This year’s Youth Supplement to the State of the World Population 2009 examines the courage and resilience of seven young people in the face of such challenges:

  • Kilom lives in the Marshall Islands, a place where young people are already having to consider when they will leave their low-lying atolls and where they will go. He has become an advocate for protection of the coral reefs and marine resources: Experts can’t say how fast the sea-level is rising, so basically what we can do is help the reef grow healthier and faster to provide us with shelter from the waves, and more food. (page 21)
  • Marjorie grew up in a fishing community on an island in the Philippines. Warming waters and increased precipitation have diminished the fisheries and made it more difficult for her family to make a living. So Marjorie fishes at night to help feed her family and attends school during the day. It’s not easy, but she is determined to finish: Once I graduate I will be able to help my parents and send my other siblings to school. (page 2)
  • Messias is a young community leader in the Amazonia who vigorously promotes sustainable methods of living off the abundance of the rainforest. His passion for permaculture and other alternative farming techniques came after he saw how traditional farming depleted the environment: The idea is to create a new equation for wealth in the Amazon in order to preserve the region: wealth that does not mean destruction. (page 14)
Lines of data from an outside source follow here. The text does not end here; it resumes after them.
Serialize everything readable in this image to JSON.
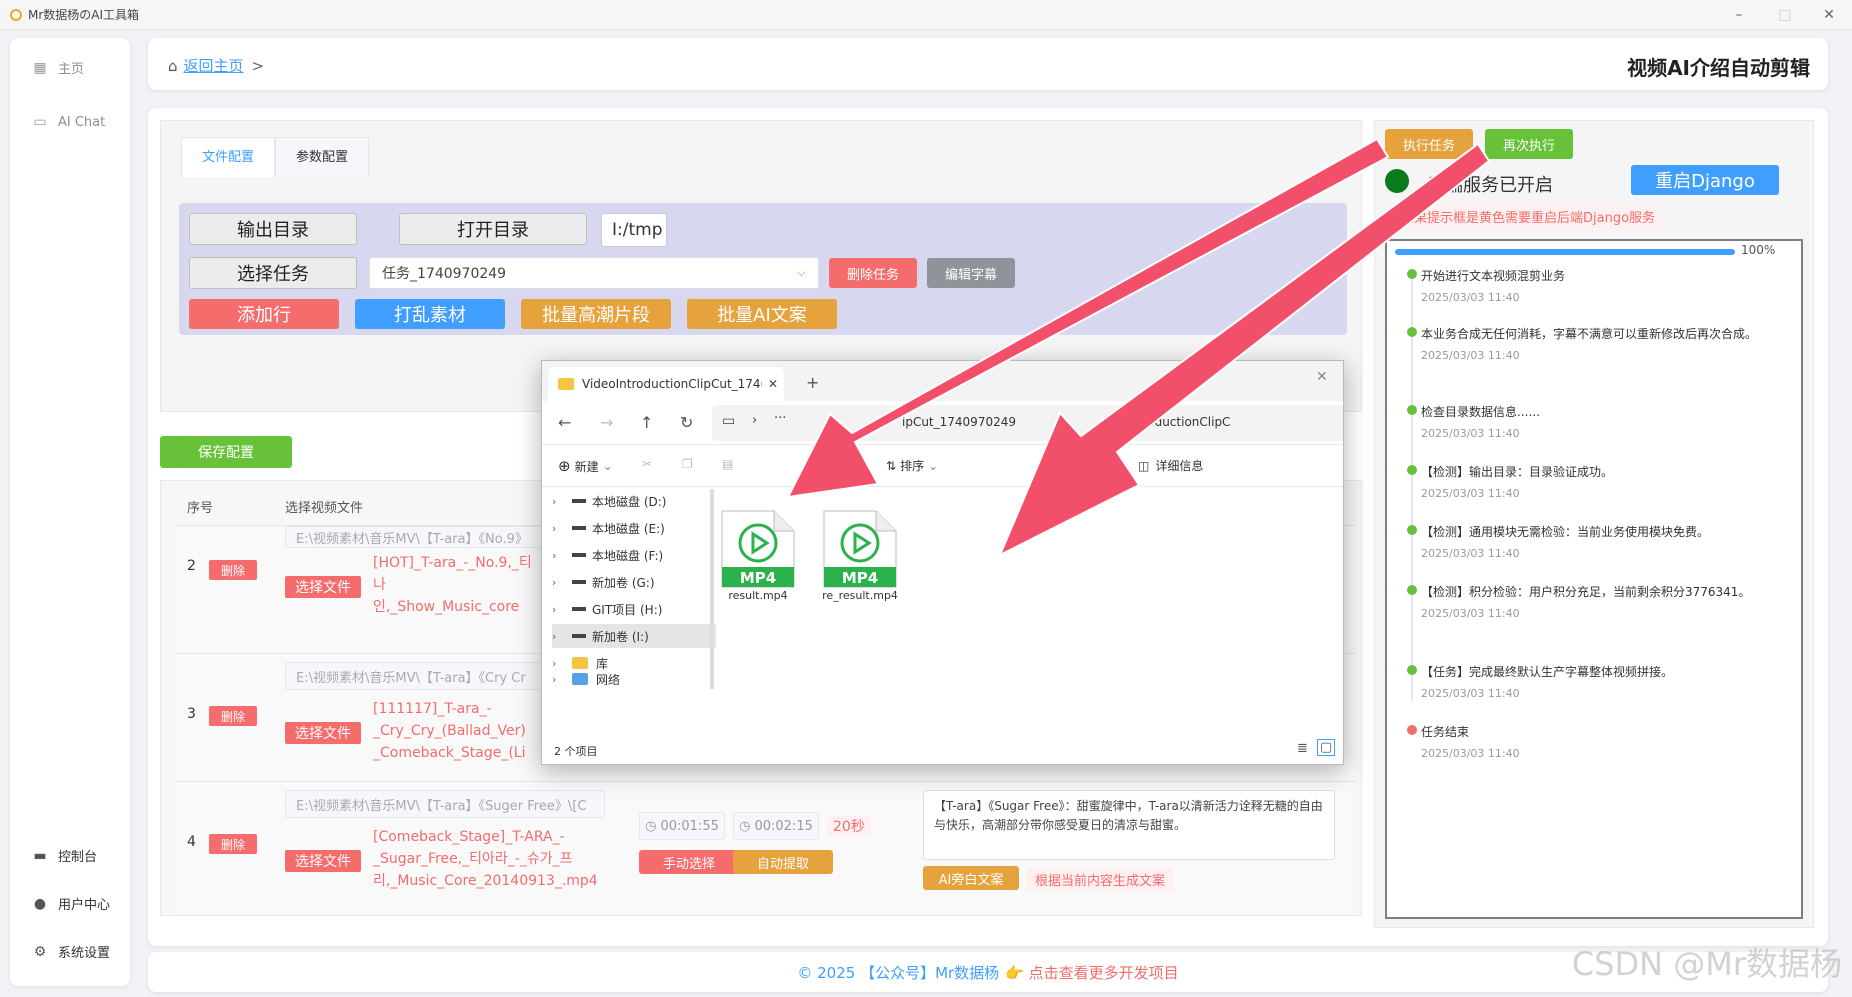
{
  "window": {
    "title": "Mr数据杨のAI工具箱"
  },
  "sidebar": {
    "top_items": [
      {
        "label": "主页"
      },
      {
        "label": "AI Chat"
      }
    ],
    "bottom_items": [
      {
        "label": "控制台"
      },
      {
        "label": "用户中心"
      },
      {
        "label": "系统设置"
      }
    ]
  },
  "header": {
    "back_label": "返回主页",
    "separator": ">",
    "title": "视频AI介绍自动剪辑"
  },
  "config": {
    "tabs": [
      {
        "label": "文件配置"
      },
      {
        "label": "参数配置"
      }
    ],
    "output_dir_button": "输出目录",
    "open_dir_button": "打开目录",
    "path_value": "I:/tmp",
    "select_task_button": "选择任务",
    "task_select_value": "任务_1740970249",
    "delete_task_button": "删除任务",
    "edit_subtitle_button": "编辑字幕",
    "add_row_button": "添加行",
    "shuffle_button": "打乱素材",
    "batch_climax_button": "批量高潮片段",
    "batch_ai_button": "批量AI文案",
    "save_button": "保存配置"
  },
  "table": {
    "headers": [
      "序号",
      "选择视频文件"
    ],
    "rows": [
      {
        "index": "2",
        "delete": "删除",
        "choose": "选择文件",
        "path": "E:\\视频素材\\音乐MV\\【T-ara】《No.9》",
        "filename": "[HOT]_T-ara_-_No.9,_티\n나\n인,_Show_Music_core"
      },
      {
        "index": "3",
        "delete": "删除",
        "choose": "选择文件",
        "path": "E:\\视频素材\\音乐MV\\【T-ara】《Cry Cr",
        "filename": "[111117]_T-ara_-\n_Cry_Cry_(Ballad_Ver)\n_Comeback_Stage_(Li"
      },
      {
        "index": "4",
        "delete": "删除",
        "choose": "选择文件",
        "path": "E:\\视频素材\\音乐MV\\【T-ara】《Suger Free》\\[C",
        "filename": "[Comeback_Stage]_T-ARA_-\n_Sugar_Free,_티아라_-_슈가_프\n리,_Music_Core_20140913_.mp4"
      }
    ],
    "row4": {
      "start_time": "00:01:55",
      "end_time": "00:02:15",
      "duration": "20秒",
      "manual_button": "手动选择",
      "auto_button": "自动提取",
      "copy_text": "【T-ara】《Sugar Free》：甜蜜旋律中，T-ara以清新活力诠释无糖的自由与快乐，高潮部分带你感受夏日的清凉与甜蜜。",
      "ai_button": "AI旁白文案",
      "gen_button": "根据当前内容生成文案"
    }
  },
  "right": {
    "execute_button": "执行任务",
    "re_execute_button": "再次执行",
    "status_text": "后端服务已开启",
    "restart_button": "重启Django",
    "warning": "如果提示框是黄色需要重启后端Django服务",
    "progress_label": "100%",
    "progress_value": 1.0,
    "log": [
      {
        "text": "开始进行文本视频混剪业务",
        "time": "2025/03/03 11:40"
      },
      {
        "text": "本业务合成无任何消耗，字幕不满意可以重新修改后再次合成。",
        "time": "2025/03/03 11:40"
      },
      {
        "text": "检查目录数据信息......",
        "time": "2025/03/03 11:40"
      },
      {
        "text": "【检测】输出目录：目录验证成功。",
        "time": "2025/03/03 11:40"
      },
      {
        "text": "【检测】通用模块无需检验：当前业务使用模块免费。",
        "time": "2025/03/03 11:40"
      },
      {
        "text": "【检测】积分检验：用户积分充足，当前剩余积分3776341。",
        "time": "2025/03/03 11:40"
      },
      {
        "text": "【任务】完成最终默认生产字幕整体视频拼接。",
        "time": "2025/03/03 11:40"
      },
      {
        "text": "任务结束",
        "time": "2025/03/03 11:40",
        "color": "#f56c6c"
      }
    ]
  },
  "explorer": {
    "tab_title": "VideoIntroductionClipCut_174(",
    "address_part1": "ipCut_1740970249",
    "address_part2": "eoIntroductionClipC",
    "new_label": "新建",
    "sort_label": "排序",
    "details_label": "详细信息",
    "tree": [
      {
        "label": "本地磁盘 (D:)"
      },
      {
        "label": "本地磁盘 (E:)"
      },
      {
        "label": "本地磁盘 (F:)"
      },
      {
        "label": "新加卷 (G:)"
      },
      {
        "label": "GIT项目 (H:)"
      },
      {
        "label": "新加卷 (I:)"
      },
      {
        "label": "库"
      },
      {
        "label": "网络"
      }
    ],
    "files": [
      {
        "badge": "MP4",
        "name": "result.mp4"
      },
      {
        "badge": "MP4",
        "name": "re_result.mp4"
      }
    ],
    "status": "2 个项目"
  },
  "footer": {
    "copyright": "© 2025 【公众号】Mr数据杨",
    "link": "👉 点击查看更多开发项目"
  },
  "watermark": "CSDN @Mr数据杨",
  "colors": {
    "primary": "#409eff",
    "danger": "#f56c6c",
    "warning": "#e6a23c",
    "success": "#67c23a",
    "arrow": "#f2506a"
  }
}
Learn more about the lives of these and four other young people in the supplement, At the Frontier: Young People and Climate Change. This qualitative report complements and echoes the main messages of this year’s State of World Population through the stories and voices of young people. It examines what climate change may mean for the lives, livelihoods, health, rights and development of young people in vastly different circumstances – from a farmer in drought-stricken Niger to a community organizer in hurricane-stricken New Orleans.

“If one looks at the level of engagement and activism among young people in the run up to Copenhagen [the United Nations Climate Change Conference taking place this December] or read some of the stories in the report, you realize that young people are taking on as much responsibility as they possibly can,” said Dr. Laura Laski of UNFPA, the United Nations Population Fund. “There is certainly not a problem with unconcerned youth out there – the problem is that they are seldom given the space they deserve, or the support they need to be able to fully participate.”

This is the fourth year in which UNFPA has produced a Youth Supplement to its flagship publication, with the aim of giving more space to the lives and views of young people, who are one of the agency’s top priorities. Both reports will be released on 18 November 2009.